"There is some misconception out there that there's a hard and fast threshold above which the consumer will start hurting their score, below which it's helping the consumer's FICO score," says Dornhelm. "Instead, it's a matter of gradations where the lower the utilization, the higher your score."
Dornhelm says a consumer's score takes the greatest blow as the person approaches 100 percent utilization, but could not offer an ideal threshold for consumers to heed. He says if people want to know whether their balances are too high, the score factors or reason codes provided to them when they purchase their FICO scores will indicate if high balances are keeping their score down.
Davidson contends that credit scores start to suffer after anything above 10 percent utilization, which she acknowledges is very low. "That's why experts say 50 or 30 percent," she says. As for those recommendations, she says, "30 is better than 50, but it's not as good as 10."
People who pay off their balance each month should still mind what they charge. If the issuer reports your payment data to the credit reporting agencies before you pay in full, then the amount reported will be the statement balance. If your statement balances are high, your utilization will look high even though you pay off your balances.
Davidson says one way keep your utilization down without getting a new card is to request a credit limit increase.

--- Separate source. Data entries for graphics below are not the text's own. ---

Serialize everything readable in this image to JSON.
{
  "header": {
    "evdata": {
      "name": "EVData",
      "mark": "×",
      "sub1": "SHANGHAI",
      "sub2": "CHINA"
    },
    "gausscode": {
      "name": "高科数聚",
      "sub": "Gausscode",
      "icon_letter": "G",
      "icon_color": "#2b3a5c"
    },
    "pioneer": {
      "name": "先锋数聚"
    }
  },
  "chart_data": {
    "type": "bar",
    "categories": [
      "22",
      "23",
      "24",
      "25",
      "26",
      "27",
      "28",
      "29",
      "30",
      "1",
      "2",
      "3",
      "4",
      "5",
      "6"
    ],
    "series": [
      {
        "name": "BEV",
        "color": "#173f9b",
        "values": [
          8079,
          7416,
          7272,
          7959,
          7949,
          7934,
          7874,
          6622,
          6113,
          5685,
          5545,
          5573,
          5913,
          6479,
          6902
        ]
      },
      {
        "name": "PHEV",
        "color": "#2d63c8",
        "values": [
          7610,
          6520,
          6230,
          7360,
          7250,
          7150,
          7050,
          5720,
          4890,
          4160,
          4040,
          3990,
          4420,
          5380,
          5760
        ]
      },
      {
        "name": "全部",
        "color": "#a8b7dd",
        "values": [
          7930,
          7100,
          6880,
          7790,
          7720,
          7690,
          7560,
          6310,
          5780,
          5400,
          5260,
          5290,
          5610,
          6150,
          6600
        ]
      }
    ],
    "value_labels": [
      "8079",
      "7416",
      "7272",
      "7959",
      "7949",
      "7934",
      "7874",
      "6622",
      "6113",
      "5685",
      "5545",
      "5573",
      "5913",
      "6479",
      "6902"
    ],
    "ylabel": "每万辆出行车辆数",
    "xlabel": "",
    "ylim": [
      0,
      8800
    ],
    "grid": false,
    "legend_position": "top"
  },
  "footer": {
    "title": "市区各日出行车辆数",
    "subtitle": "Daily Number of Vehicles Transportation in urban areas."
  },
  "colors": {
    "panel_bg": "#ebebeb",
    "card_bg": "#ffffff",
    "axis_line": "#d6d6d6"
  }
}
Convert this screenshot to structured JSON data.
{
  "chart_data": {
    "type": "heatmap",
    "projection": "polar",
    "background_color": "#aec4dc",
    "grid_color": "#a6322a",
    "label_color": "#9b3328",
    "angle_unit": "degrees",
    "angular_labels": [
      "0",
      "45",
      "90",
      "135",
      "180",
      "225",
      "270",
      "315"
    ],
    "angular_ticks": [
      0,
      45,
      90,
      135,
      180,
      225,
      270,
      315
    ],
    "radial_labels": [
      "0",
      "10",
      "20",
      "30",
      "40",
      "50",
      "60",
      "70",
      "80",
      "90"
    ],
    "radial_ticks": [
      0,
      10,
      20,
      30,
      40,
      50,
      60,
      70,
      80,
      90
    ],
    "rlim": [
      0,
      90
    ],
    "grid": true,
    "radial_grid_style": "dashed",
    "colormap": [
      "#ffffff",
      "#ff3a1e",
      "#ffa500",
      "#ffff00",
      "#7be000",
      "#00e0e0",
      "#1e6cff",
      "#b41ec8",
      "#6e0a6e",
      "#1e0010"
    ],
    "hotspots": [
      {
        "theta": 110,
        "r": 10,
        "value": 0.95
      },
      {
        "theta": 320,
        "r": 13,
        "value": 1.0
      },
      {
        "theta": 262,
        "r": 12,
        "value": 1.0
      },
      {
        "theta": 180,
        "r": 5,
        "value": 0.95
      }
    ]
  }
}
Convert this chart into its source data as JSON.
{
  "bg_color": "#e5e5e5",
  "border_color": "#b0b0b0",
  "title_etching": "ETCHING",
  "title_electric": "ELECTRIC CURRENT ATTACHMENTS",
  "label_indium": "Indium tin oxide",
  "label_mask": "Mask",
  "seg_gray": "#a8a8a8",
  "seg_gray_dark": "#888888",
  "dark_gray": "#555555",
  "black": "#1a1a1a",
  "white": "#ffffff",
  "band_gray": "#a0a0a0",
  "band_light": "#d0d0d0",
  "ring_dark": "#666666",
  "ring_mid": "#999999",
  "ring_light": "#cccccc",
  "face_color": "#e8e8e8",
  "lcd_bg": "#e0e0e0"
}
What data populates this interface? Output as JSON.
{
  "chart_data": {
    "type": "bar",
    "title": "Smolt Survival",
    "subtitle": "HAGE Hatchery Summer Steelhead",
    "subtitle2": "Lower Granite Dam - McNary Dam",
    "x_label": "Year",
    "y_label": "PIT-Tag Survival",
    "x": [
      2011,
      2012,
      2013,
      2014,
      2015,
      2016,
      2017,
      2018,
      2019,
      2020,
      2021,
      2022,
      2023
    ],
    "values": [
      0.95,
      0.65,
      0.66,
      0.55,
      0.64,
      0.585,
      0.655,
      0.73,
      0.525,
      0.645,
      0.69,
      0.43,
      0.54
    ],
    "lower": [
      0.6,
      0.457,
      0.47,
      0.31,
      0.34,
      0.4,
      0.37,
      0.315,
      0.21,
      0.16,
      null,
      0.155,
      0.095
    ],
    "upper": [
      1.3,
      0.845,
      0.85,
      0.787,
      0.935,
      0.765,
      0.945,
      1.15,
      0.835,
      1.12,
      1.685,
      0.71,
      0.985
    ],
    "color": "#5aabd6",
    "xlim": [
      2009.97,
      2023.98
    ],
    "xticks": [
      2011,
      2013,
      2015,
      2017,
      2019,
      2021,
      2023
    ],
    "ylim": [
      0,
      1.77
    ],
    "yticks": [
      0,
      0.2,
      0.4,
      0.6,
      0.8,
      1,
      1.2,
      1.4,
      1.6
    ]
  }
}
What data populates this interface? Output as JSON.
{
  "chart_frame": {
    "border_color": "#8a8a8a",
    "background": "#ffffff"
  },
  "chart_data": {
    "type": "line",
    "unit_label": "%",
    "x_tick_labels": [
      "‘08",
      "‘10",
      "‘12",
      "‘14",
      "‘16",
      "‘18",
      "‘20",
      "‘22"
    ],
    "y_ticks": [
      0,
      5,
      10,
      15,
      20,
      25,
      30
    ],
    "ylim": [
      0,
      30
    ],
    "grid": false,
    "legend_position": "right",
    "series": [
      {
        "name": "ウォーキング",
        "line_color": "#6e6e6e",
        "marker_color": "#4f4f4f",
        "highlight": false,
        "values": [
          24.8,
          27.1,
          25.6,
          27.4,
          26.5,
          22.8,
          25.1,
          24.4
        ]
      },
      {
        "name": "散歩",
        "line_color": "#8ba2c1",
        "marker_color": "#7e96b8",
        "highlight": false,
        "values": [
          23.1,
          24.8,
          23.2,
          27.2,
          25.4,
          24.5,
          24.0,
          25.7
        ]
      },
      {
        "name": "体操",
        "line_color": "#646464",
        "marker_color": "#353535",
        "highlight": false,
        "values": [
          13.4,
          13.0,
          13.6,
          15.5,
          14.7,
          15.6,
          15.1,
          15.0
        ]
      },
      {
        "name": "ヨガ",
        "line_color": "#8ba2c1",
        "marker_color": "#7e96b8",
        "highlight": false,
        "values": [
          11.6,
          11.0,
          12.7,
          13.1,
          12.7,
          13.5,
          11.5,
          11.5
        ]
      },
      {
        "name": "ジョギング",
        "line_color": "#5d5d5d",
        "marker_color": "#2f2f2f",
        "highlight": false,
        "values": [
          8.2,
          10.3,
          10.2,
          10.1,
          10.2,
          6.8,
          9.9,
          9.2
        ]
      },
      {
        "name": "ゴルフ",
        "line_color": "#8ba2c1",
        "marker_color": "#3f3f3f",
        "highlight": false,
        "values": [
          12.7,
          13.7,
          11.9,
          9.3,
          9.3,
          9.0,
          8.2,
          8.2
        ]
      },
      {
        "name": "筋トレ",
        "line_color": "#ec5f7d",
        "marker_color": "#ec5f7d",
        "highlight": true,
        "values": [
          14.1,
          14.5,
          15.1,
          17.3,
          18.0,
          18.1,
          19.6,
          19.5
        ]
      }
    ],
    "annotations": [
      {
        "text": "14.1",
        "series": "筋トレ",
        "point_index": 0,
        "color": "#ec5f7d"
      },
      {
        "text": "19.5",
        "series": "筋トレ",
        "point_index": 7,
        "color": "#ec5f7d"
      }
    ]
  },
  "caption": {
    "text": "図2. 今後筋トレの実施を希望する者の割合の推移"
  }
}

If you are in good standing with the issuer and know a higher credit limit won't tempt you to spend more, this can be a good way to bring down your utilization and boost your credit score.
Requesting a credit line increase may or may not result in a hard inquiry, which can ding your credit score. Davidson recommends people call their issuer and ask if the request will produce a hard inquiry. You can always ask how likely you are to be granted the increase, she says. The reduction in your utilization could be worth the ding from the inquiry.4. Does it help to spread your debt across all your cards?
The short answer: Sometimes.
The long answer: Dornhelm says that the FICO scoring model considers utilization by looking at your balances divided by the credit limits on all your cards, as well as the single highest utilization on your credit cards. He says it's possible for two consumers owing the same amounts and having the same credit limits to get different credit scores if one puts a large balance on a card with a low limit, causing that card to have a high single utilization, compared to the other consumer.
Spreading your debt across multiple cards generally won't help your credit score, unless putting all your charges on one card would put that card close to being maxed out. "In any other situation, it's not going to help your score," says Davidson.